Political instability in Latin America is causing significant problems for air travel, the International Air Transport Association (IATA) has said.

Speaking to reporters at IATA’s Global Media Days in Geneva, Peter Cerda, IATA Regional Vice President, The Americas said governance issues throughout the Latin America region is a concern for airlines.

Air transport contributes roughly $1 trillion to the Americas—around $844 billion in North America and $156 billion in Latin America and the Caribbean.

The latest figures from IATA show that although passenger demand increased in North America, the slowdown in regional cargo growth is more representative of the industry globally. 

We are seeing much more upheaval in the region, which is a deterrent for passengers to travel

October’s analysis shows that in Latin America both passenger and cargo markets suffered a decline in volumes, created in part by the region’s volatility.

“Politically, instability has had a significant impact on air travel,” said Cerda. “That is one of the concerns, that we are seeing much more upheaval in the region, which is a deterrent for passengers to travel.”

Infrastructure continues to dominate the aviation landscape across the Americas too, with Mexico City a key focus for IATA following the cancellation of the planned-Texcoco Airport.

Although issues remain in Mexico, and airports in Bogota and Lima, Cerda said the need for infrastructure development is “a good problem to have” as it is a product of an increase in demand.
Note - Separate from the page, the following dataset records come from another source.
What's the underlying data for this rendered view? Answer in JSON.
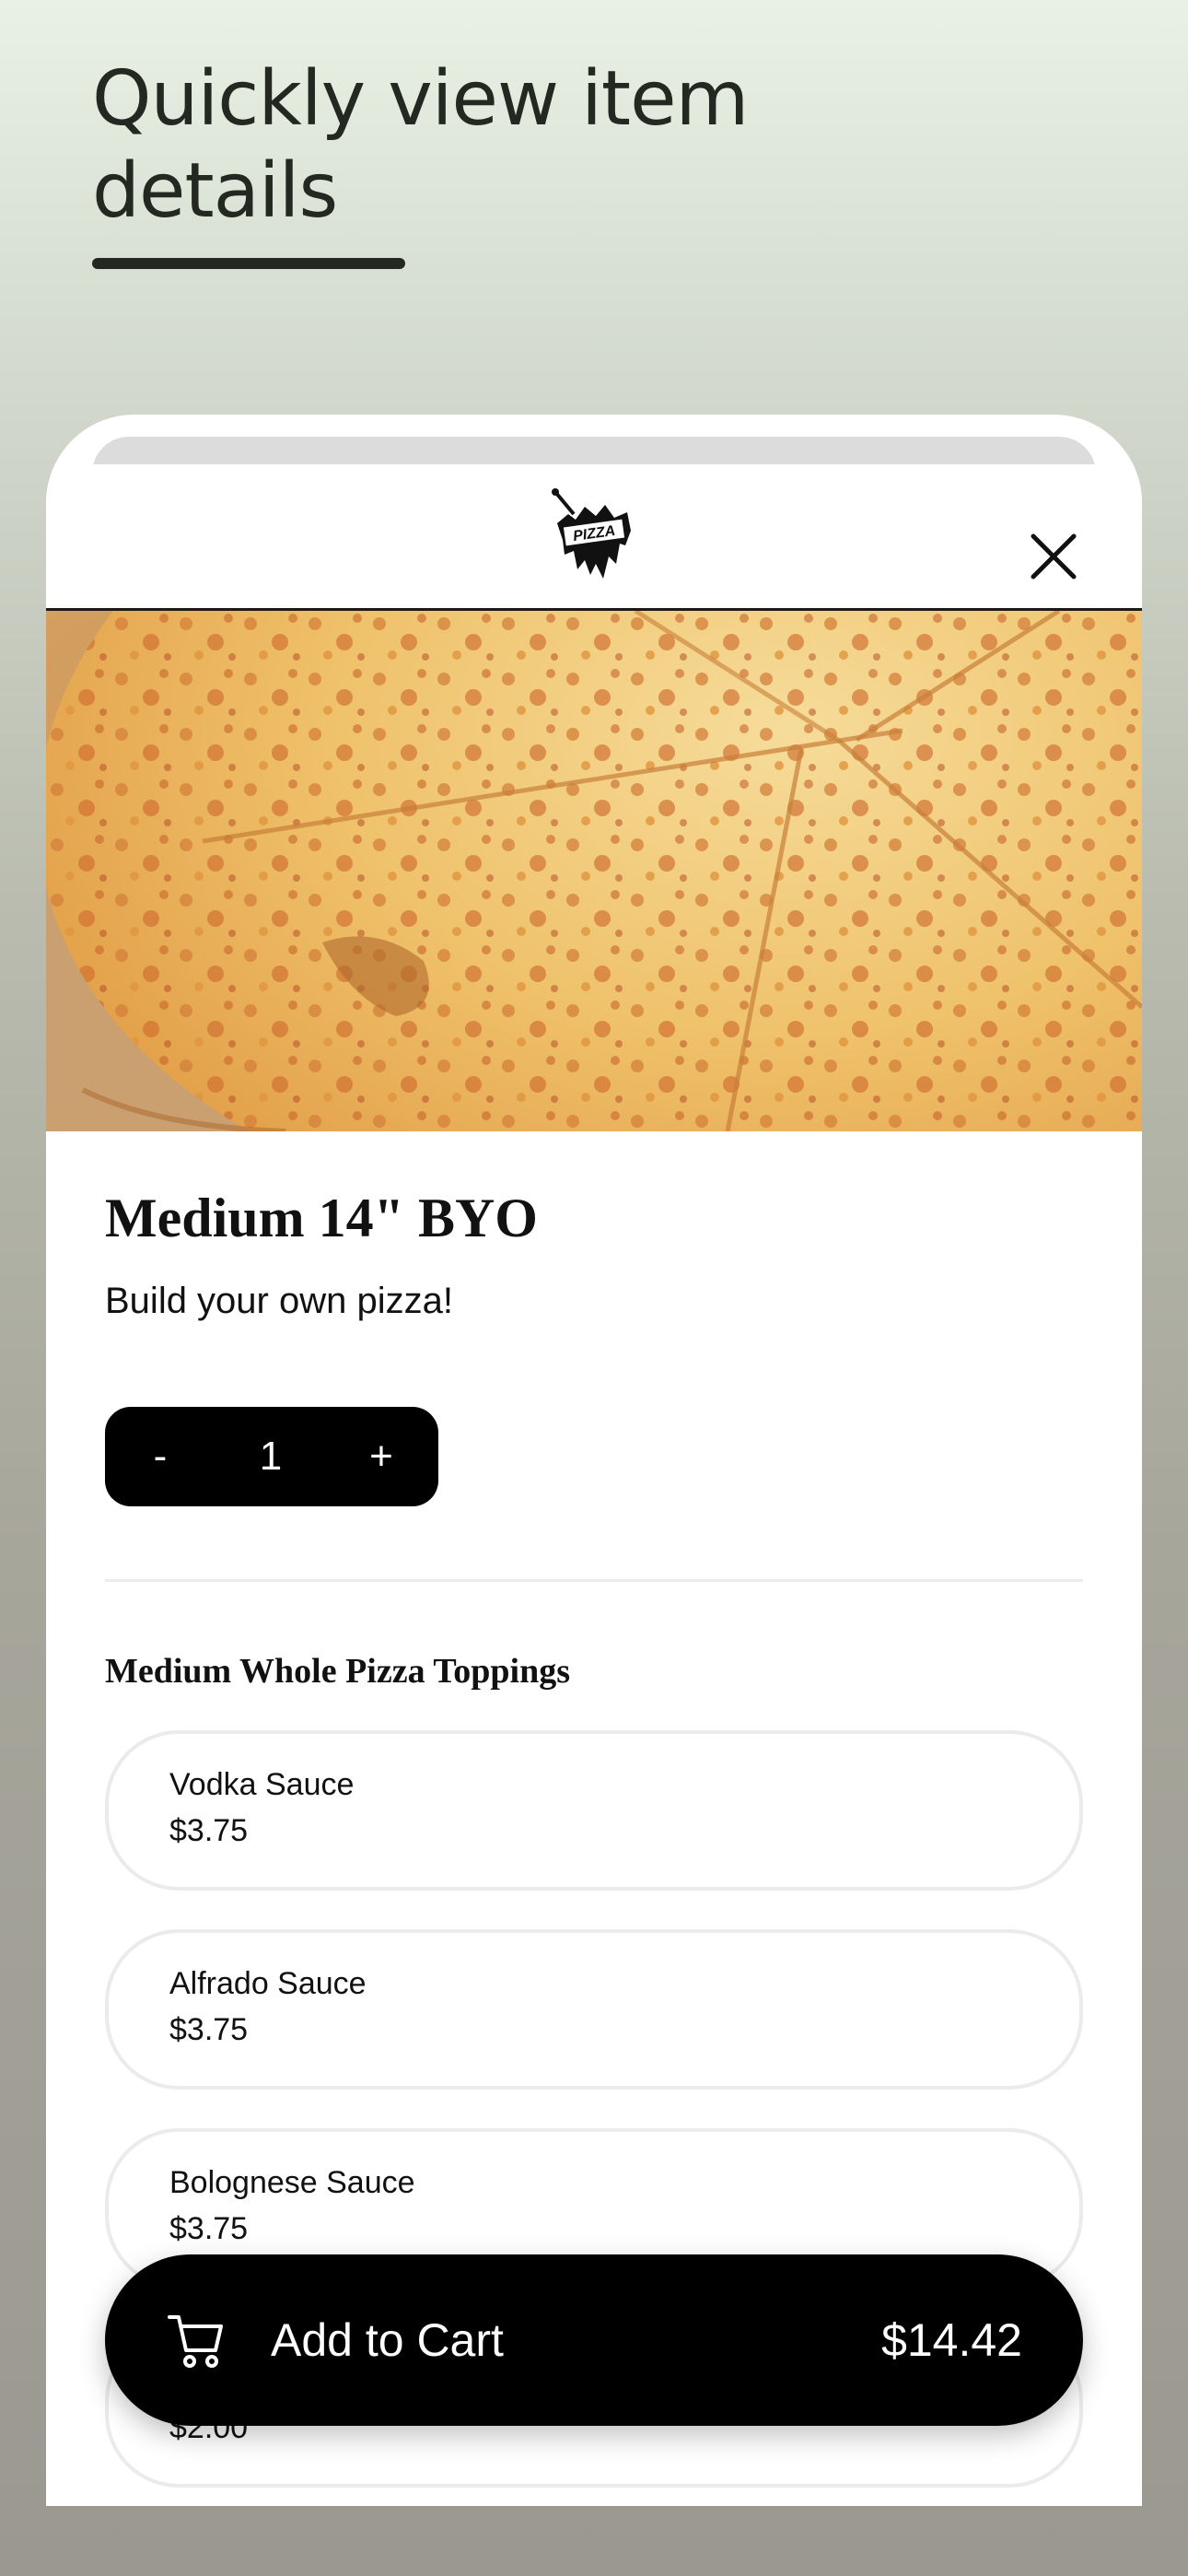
{
  "promo": {
    "headline_line1": "Quickly view item",
    "headline_line2": "details"
  },
  "header": {
    "logo_icon": "pizza-shop-logo",
    "close_icon": "close-icon"
  },
  "item": {
    "image_desc": "cheese-pizza-photo",
    "name": "Medium 14\" BYO",
    "description": "Build your own pizza!"
  },
  "quantity": {
    "decrement_label": "-",
    "value": "1",
    "increment_label": "+"
  },
  "toppings": {
    "section_title": "Medium Whole Pizza Toppings",
    "options": [
      {
        "name": "Vodka Sauce",
        "price": "$3.75"
      },
      {
        "name": "Alfrado Sauce",
        "price": "$3.75"
      },
      {
        "name": "Bolognese Sauce",
        "price": "$3.75"
      },
      {
        "name": "",
        "price": "$2.00"
      }
    ]
  },
  "cart": {
    "icon": "cart-icon",
    "label": "Add to Cart",
    "total": "$14.42"
  },
  "colors": {
    "accent": "#000000",
    "text": "#111111",
    "border": "#ebebeb"
  }
}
He urged governments across Latin America to rethink their taxation strategies and warned that air transport cannot continue to be regarded as the “Golden Goose” to generate funding for state finances.

“When the industry is taxed we are taxed across the board. Everyone is affected—passengers and airlines alike,” said Cerda.

He added that ticket fraud is also a problem in the region, with organized crime benefiting from these activities in a number of countries including Colombia and Brazil.